Some members of the “In The Know” vertical will move to a commerce team while other members will join the website’s “Trending & Live” vertical, which covers breaking and political news. Other members, however, will leave at the end of the week, Mulder wrote.

“Although these changes are necessary, I know they may be difficult to process and impact all of us,” she wrote, adding: “We appreciate the many contributions of our departing colleagues and wish them well.”

Ben Adler, a senior writer at Yahoo News, confirmed on X that he was part of the layoffs. “If you're paying people for writing or editing about politics, policy, climate change, energy, housing, transportation, architecture, NYC, pizza, or anything else that can pay my mortgage,” he wrote, attaching his email for good measure.

A spokesperson for Yahoo told The Daily Beast: “After a careful review of Yahoo News, we are making changes to our organizational structure. We believe these changes will help us achieve our mission of delivering high-quality and trustworthy content to our readers. As part of this effort, some roles will be transitioned while others will be created as we reshape the organization to support our long-term path toward differentiated content and user growth.”

Kelsey Weekman, an “In The Know“ internet culture writer who previously worked at the now-defunct BuzzFeed News, applied her beat expertise to an X post on the changes. “If I had a nickel for every time in 2023 the website i was working for got shut down, I’d have two nickels,” she wrote. “Which isn’t a lot but it’s weird that it happened twice right.”
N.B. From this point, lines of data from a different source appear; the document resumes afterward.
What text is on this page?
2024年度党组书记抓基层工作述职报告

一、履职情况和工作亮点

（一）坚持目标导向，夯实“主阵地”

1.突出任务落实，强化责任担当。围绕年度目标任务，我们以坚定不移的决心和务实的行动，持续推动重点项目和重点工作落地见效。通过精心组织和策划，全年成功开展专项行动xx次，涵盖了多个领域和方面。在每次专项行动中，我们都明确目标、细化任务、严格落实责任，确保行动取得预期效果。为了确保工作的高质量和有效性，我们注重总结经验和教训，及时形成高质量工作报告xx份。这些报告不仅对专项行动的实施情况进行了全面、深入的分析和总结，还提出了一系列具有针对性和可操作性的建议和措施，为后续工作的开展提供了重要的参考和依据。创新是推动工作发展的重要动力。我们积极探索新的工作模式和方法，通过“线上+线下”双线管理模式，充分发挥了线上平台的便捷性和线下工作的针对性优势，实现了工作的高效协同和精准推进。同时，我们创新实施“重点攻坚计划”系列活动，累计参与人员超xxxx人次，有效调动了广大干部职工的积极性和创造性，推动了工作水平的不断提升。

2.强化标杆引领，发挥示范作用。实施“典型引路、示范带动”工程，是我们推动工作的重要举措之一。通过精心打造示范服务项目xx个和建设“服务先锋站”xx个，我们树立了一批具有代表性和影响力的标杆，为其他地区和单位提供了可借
Mulder joined Yahoo News last year from The Washington Post, where she served as a managing editor and chief product officer. In the months since she took hold, the site has incorporated more aggregation into its “Originals” tab, along with boosts of both syndicated content and aggregated links under its “recommended reading” tabs.

The media market has been particularly affected by a dampened economy, with cuts at G/O Media and Conde Nast affecting titles like Jezebel and The New Yorker, while The Washington Post has threatened layoffs if it does not reach a buyout cap of 240 employees. Nearly 20,000 media industry jobs have been slashed this year, according to a November report by outplacement firm Challenger, Gray & Christmas.